"They
also take Mr. Pei back to the historic roots of his style.
The Guggenheim Pavilion, the first hospital designed by one of our leading
modernists, recalls to mind that modern architecture was initially something of
a public health crusade. Bright, open buildings, it was believed, would nurture
healthy, active bodies. Glass curtain walls would rid buildings of germs and
banish depressing gloom. Rationally planned cities would combat contagious
diseases. When critics complained that modern buildings looked like hospitals,
in other words, they weren't far off the mark....The
Guggenheim Pavilion, designed in association with Ellerbe Associates, is a
building of uncommon clarity in more than one sense: lucid in organization,
lustrous in space.
"These qualities derive from the recognition, shared by Mr. Pei and Mount Sinai's administration, that hospitals serve two
groups of people with very different needs. For hospital staff, they are work
places that require a vast inventory of technical equipment and equally vast
spaces to house it.

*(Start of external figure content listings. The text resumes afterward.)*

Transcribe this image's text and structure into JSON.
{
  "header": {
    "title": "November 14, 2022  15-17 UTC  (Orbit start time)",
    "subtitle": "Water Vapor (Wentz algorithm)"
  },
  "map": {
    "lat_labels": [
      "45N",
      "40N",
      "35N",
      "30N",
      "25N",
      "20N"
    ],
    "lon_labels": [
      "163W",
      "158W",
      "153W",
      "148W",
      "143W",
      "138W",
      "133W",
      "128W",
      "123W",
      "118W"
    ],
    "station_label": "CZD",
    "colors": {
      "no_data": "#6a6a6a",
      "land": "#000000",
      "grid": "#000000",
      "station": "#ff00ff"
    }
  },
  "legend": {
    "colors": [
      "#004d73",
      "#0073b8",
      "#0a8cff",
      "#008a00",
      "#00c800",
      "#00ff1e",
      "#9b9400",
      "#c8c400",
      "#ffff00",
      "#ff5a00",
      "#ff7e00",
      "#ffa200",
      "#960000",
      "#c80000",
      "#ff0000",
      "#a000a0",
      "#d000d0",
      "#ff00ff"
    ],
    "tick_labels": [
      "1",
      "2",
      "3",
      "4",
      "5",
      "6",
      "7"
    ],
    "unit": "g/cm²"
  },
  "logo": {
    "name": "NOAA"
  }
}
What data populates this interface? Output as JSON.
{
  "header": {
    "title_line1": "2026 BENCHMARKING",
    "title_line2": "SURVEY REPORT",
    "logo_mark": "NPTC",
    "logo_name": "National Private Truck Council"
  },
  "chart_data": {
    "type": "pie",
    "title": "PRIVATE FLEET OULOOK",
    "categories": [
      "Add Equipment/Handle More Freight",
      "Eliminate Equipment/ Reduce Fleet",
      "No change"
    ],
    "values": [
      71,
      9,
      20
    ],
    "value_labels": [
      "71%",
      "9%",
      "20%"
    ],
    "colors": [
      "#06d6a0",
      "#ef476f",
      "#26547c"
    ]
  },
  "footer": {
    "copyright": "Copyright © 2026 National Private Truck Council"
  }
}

Patients and visitors, on the other hand, crave relief from
the stress of illness and unfamiliar surroundings.
"Usually,
the psychological needs of patients are given short shrift. Public spaces are
limited to corridors clogged with trolleys, wheelchairs and oxygen tanks;
headache-inducing elevator lobbies, and cafeterias where the design competes
with the menu for inhospitality. Wisely, Mount Sinai
recognizes that it takes more than first-rate staff and advanced technology to
serve patients well. They've invested in a design that enhances their
hospital's public dimension.
"The
key to the building's clarity is a circulation system that knows when to bring
patients and staff together, when to serve them separately. A slim rectangular
block, housing doctors' offices, runs the full length of the 100th Street site from Fifth to Madison. It provides a
circulation spine for hospital staff and for patients returning to their rooms
from intensive care. Corridors for visitors and recovering patients line the
south walls of the atriums. Instead of running an obstacle course around
doctors, nurses, IV stands and dinner trays, visitors walk through light, space
and landscaping. Patients are housed in three 11-story towers set at angles to
the long block and joined to it at their corners. The atriums occupy leftover
space between the towers. This configuration allows for superb views from each
of the hospital's 650 beds. Rooms along the Fifth Avenue side command magnificent
vistas of Central Park. Now that's intensive
care.
"Circulation
also helps the building work as urban design. From the Fifth Avenue entrance, a sequence of
light-filled public spaces unfolds, leading through the south atrium to a
glass-enclosed plaza beyond. This enclosure, which lifts pedestrian circulation
from underground corridors into the light of day, links the pavilion to the Annenberg Building, an austere rusted steel
high-rise built in 1967. Besides knitting together Mount
Sinai's disjointed campus, the plaza brings the outdoors into the
pavilion, an inversion that marks this as a modern building in the tradition of
Frank Lloyd Wright and Mies van der Rohe. And the interplay between interior
and exterior space creates an apt metaphor for the hospital as a place where
people withdraw and prepare to rejoin the life of the city.
"Mr. Pei's use of materials
elaborates on the interplay between interior and exterior space. Within and
without, walls are made of the identical brick, a buff color tinted in shades
of yellow, violet and gray. With the texture and tone of pale suede, the brick
catches the light and gently suffuses it through the windows of patient rooms
that face into the atriums.
"The building's exterior is as contextual as a large
modern building can be in a neighborhood of prewar residential buildings. Its
brick and limestone walls echo the facades of apartment buildings along upper Fifth Avenue. Floor
slabs, expressed on the building skin, are visually joined to the windows with
limestone trim, an appealing if most unmodern hint of the classic Georgian
terrace. Notches formed where the towers join reduce the building's bulk."